Gil Brandão: a história do ilustrador que democratizou o corte e costura no Brasil
Em uma época em que o acesso à moda era limitado, conheça Gil Brandão, um dos grandes nomes da História da Moda no Brasil.
Uma das figuras mais icônicas do desenvolvimento do setor da moda no Brasil foi Gil Brandão, o ilustrador e modelista que ajudou a promover a cultura do “faça você mesma” a partir da publicação de um material especializado no corte e costura.
Como temos explorado aqui no Fashion Bubbles, o setor da moda no Brasil foi criado e desenvolvido por inúmeras instituições e personalidades.
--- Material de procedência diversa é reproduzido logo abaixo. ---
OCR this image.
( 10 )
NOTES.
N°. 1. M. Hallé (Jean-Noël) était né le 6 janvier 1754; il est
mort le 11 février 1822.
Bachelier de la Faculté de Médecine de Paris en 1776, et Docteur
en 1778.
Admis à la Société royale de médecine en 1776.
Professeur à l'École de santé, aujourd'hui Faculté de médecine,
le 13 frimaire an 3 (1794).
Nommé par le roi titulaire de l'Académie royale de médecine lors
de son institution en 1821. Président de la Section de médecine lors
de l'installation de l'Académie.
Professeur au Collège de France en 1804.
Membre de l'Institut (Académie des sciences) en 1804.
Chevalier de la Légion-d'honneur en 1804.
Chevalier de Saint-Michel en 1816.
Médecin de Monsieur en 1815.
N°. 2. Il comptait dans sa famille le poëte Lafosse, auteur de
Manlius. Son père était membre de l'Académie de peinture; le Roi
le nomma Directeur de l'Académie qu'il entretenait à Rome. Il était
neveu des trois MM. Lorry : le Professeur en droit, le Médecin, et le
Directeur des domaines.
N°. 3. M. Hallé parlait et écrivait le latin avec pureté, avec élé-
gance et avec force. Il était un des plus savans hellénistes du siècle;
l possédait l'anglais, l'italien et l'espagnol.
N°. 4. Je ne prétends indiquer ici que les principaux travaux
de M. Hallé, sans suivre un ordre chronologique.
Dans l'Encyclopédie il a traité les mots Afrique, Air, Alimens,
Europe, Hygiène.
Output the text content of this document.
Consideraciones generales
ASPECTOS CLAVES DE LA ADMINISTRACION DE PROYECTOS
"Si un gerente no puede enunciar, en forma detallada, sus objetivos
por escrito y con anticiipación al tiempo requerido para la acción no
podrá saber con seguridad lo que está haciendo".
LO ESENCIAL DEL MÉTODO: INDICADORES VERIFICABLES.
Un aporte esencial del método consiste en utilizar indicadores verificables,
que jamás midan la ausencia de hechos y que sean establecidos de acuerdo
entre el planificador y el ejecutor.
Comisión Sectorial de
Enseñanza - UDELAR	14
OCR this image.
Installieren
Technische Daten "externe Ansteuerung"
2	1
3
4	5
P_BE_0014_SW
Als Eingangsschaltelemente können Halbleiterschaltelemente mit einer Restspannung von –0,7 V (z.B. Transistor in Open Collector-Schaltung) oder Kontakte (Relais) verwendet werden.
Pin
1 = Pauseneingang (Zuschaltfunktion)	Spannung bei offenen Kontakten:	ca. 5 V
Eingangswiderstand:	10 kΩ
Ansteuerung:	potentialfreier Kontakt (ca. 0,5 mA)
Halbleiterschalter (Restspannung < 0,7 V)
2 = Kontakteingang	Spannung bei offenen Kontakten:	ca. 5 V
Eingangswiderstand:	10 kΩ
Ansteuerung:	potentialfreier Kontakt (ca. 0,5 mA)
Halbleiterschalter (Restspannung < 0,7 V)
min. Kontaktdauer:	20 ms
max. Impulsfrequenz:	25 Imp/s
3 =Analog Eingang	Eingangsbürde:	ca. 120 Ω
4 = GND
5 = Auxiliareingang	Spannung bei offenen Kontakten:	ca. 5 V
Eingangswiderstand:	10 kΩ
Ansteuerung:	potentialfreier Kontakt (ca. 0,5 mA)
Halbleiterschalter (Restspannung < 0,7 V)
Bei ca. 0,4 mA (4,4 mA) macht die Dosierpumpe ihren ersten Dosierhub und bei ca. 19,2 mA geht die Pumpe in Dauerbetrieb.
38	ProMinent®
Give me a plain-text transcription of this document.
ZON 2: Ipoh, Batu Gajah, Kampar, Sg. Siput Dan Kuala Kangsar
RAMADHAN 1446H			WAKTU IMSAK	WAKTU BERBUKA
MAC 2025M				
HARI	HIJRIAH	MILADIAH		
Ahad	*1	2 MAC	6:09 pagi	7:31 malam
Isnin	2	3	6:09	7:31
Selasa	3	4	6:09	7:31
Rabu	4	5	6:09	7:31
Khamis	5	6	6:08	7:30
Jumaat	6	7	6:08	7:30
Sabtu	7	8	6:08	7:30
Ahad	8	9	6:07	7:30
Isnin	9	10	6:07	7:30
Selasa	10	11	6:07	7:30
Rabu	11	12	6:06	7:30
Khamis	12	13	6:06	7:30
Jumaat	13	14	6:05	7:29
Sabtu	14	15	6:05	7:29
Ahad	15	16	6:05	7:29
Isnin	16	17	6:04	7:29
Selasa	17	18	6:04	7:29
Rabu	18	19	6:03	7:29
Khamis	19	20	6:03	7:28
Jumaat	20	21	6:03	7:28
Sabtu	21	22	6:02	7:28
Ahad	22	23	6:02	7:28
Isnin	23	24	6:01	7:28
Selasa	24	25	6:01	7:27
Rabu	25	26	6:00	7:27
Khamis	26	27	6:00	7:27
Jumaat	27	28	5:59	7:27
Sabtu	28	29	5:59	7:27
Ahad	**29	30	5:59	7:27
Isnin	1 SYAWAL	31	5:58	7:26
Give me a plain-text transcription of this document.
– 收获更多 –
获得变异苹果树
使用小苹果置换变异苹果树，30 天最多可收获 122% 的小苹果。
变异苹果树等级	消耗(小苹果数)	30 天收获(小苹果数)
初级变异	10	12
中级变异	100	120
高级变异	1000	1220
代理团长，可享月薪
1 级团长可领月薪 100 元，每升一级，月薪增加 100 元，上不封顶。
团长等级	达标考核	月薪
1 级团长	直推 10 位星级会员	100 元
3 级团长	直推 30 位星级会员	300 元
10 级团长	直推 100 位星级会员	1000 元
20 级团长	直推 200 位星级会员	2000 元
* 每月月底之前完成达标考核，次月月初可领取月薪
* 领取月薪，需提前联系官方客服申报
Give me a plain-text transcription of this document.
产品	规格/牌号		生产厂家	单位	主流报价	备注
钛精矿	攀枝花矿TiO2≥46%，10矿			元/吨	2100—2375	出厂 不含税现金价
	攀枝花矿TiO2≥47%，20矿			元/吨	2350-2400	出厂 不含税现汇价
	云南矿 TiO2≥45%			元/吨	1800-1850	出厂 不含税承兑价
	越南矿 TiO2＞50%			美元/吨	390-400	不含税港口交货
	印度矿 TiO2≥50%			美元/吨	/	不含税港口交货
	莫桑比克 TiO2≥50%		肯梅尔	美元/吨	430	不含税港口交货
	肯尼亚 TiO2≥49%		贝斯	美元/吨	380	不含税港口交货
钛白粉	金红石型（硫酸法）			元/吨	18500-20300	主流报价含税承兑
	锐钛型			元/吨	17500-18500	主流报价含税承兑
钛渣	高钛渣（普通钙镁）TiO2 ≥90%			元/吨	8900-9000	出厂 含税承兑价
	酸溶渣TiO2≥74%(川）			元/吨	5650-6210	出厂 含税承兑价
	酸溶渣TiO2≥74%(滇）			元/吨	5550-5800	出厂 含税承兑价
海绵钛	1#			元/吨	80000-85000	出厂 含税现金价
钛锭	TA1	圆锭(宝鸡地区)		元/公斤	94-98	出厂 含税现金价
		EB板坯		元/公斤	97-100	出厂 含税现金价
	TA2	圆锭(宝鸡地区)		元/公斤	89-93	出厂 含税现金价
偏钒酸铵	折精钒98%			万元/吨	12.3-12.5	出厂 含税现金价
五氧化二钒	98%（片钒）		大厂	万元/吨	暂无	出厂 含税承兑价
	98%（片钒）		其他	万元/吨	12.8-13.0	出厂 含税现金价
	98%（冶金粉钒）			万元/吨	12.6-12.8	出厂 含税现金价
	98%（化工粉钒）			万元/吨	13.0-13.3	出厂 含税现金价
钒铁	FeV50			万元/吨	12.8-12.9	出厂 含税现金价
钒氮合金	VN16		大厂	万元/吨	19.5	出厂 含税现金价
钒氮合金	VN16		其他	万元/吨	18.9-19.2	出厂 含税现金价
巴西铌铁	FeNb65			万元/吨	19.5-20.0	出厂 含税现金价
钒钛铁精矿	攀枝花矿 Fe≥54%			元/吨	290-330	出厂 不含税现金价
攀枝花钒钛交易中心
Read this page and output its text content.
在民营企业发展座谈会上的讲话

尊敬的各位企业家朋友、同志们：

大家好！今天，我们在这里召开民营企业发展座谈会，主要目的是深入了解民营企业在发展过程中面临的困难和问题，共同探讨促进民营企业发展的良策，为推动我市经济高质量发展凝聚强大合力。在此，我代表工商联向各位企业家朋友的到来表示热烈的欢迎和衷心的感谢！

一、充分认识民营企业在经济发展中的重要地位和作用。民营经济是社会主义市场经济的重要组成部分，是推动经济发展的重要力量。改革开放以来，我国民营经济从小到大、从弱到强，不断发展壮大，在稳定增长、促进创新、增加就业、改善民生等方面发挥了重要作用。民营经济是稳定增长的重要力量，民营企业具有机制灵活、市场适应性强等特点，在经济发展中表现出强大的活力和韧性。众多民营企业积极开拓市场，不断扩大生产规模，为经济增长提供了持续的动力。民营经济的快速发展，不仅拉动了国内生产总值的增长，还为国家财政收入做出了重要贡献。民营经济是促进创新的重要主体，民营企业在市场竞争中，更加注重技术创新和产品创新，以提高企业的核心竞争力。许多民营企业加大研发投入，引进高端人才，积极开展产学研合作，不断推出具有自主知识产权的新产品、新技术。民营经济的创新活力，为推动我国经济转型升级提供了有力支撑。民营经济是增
Dentre elas, a butique carioca Casa Canadá, a fábrica de tecidos Rhodia, o ilustrador Alceu Penna e o estilo mais brasileiro de Dener Pamplona de Abreu.
Nesse sentido, acompanhando essa evolução, além da proliferação de estilistas, modelos e grifes, houve também o surgimento de uma mídia especializada em moda, que se tornou cada vez mais diversa.
Desse modo, seguindo os grandes nomes da história da moda brasileira, conheça com mais detalhes a trajetória e obra de Gil Brandão: o talentoso ilustrador e modelista que ajudou a popularizar a moda no Brasil, sendo até os dias de hoje uma referência para cursos e aprendizes de corte e costura ao redor do país.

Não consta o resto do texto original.